8世紀、奈良時代になると、海草にかわって、塩分が付着した砂を利用してかん水を採る方法「塩地」にかわります。大潮で海水に浸った砂は、次の大潮まで の間に乾燥し、塩が砂につきます。この砂に海水をかけ、かん水を採るのです。煎熬にも土器にかわって、焼いた貝殻、灰、土を塩水で練って作った「土釜」が 使われるようになりました。

9世紀になると効率的に塩を得るため採鹹地に手を加えるようになり、「塩浜」の形に発達しました。地域の条件により、(干満差が大きい地域の干潟が発達 した内海や河口などが主なところで)干満の水位差を利用した「入浜式」の塩浜と(干満差が小さい日本海側や外海に面して波浪が荒い太平洋側が主な)人力で 原料海水をくみあげる「揚浜式」の塩浜のふたつに分けられます。煎熬にも土釜の他、釜底に石を敷き詰め、その隙間を漆喰でうめた「石釜」が多くの地域で使 われるようになったほか、それまでは中国産で一般的なものではなかった「鉄釜」が国産化され一部の地域で、使われるようになりました。

塩田

①揚浜式塩田

塩田として古いのは、今も能登の残されている揚浜式塩田が約1200年前(平安時代)には文献として出ており、赤穂などで発掘調査も行われた。基本は粘土板の上に砂をまき、その上に海水を撒いて蒸発させて砂表面に塩を析出させ、その砂を集めて海水で溶かしてかん水をつくり、釜で煮詰める方法です。

②入浜式塩田 

昭和30年代まで行われた入浜式塩田は、約500年前(室町時代末期)には行われています。基本は海水満潮面よりやや低い所に砂でできた塩田をつくり、毛細管現象を利用して海水を表面に導き砂上に塩を析出させ、その砂を集めて海水で溶かしてかん水をつくり、釜で煮詰める方法です。

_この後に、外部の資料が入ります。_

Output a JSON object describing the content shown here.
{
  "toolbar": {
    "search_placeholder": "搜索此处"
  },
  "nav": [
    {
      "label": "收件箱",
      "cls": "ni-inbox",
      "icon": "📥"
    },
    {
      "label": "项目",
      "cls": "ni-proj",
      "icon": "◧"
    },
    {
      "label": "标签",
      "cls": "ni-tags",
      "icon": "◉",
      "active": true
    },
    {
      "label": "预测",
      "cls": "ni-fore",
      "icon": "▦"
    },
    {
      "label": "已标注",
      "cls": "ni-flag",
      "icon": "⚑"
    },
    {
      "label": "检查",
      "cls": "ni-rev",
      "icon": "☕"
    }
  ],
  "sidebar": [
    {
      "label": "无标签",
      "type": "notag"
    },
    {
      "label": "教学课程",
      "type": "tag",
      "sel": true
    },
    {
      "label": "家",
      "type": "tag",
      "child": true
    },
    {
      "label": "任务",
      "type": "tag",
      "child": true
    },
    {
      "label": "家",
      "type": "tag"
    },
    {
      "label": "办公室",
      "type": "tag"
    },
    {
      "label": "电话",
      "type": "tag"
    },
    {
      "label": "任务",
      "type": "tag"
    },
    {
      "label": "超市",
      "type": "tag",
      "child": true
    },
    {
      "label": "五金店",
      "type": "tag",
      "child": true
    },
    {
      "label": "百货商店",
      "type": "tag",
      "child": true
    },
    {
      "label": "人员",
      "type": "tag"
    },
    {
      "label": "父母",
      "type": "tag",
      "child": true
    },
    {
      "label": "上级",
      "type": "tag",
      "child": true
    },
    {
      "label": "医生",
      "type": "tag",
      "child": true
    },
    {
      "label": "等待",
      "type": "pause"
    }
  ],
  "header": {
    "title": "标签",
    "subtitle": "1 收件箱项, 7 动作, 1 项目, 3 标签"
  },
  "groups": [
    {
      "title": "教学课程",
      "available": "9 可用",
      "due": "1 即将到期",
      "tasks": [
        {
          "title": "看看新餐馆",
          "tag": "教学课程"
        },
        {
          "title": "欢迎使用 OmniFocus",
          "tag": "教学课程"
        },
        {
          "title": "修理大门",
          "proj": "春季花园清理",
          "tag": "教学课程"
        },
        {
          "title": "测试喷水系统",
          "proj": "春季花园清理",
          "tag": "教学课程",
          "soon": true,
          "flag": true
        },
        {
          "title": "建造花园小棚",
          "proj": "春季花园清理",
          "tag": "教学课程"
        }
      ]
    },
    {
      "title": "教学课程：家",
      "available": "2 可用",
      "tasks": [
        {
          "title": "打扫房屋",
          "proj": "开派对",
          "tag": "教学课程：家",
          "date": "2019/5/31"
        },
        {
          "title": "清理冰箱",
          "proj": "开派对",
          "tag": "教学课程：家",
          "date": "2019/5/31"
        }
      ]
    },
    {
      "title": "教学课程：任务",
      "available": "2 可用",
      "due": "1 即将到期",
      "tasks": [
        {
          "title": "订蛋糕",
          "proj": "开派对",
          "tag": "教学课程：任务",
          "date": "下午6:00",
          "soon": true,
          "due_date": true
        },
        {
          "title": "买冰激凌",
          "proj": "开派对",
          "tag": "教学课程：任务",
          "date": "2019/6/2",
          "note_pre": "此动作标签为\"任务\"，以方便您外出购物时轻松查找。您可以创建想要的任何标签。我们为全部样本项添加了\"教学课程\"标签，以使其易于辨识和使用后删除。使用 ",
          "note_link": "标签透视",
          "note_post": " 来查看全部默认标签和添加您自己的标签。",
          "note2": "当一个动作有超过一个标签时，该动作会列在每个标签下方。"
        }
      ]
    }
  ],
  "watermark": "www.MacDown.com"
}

この入浜式は播磨の国赤穂(今の兵庫県)で17世紀中旬に始まり、それ以降、瀬戸内海沿岸の十カ国(備前、周防、讃岐 など)が日本の製塩の中心となり、「十州塩田」と呼ばれました。この入浜式塩田は改良されながら、1959年まで続きました。

一方、入浜式塩田に不向きな 三陸地方では、採鹹工程を行わず、海水を直接煮詰める海水直煮と呼ばれる製塩も行われていました。

③流下式塩田

昭和30年頃から昭和47年まで行われた方法は流下式塩田といいます。ポンプで海水を汲み上げ、わずかに傾斜した粘土盤でつくった塩田上に流して蒸発させ、さらに竹笹などでつくった立体濃縮装置(枝条架)に液滴状で流して風力で濃縮してかん水をつくり、これを釜で煮詰める方法です。

膜濃縮せんごう法

 昭和47年からは、塩田は姿を消し、工場内で塩をつくるようになりました。膜濃縮せんごう法による濃い塩水をつくり、立釜で煮詰める方法は安定して品質の良い安全な塩をたくさん作ることができます。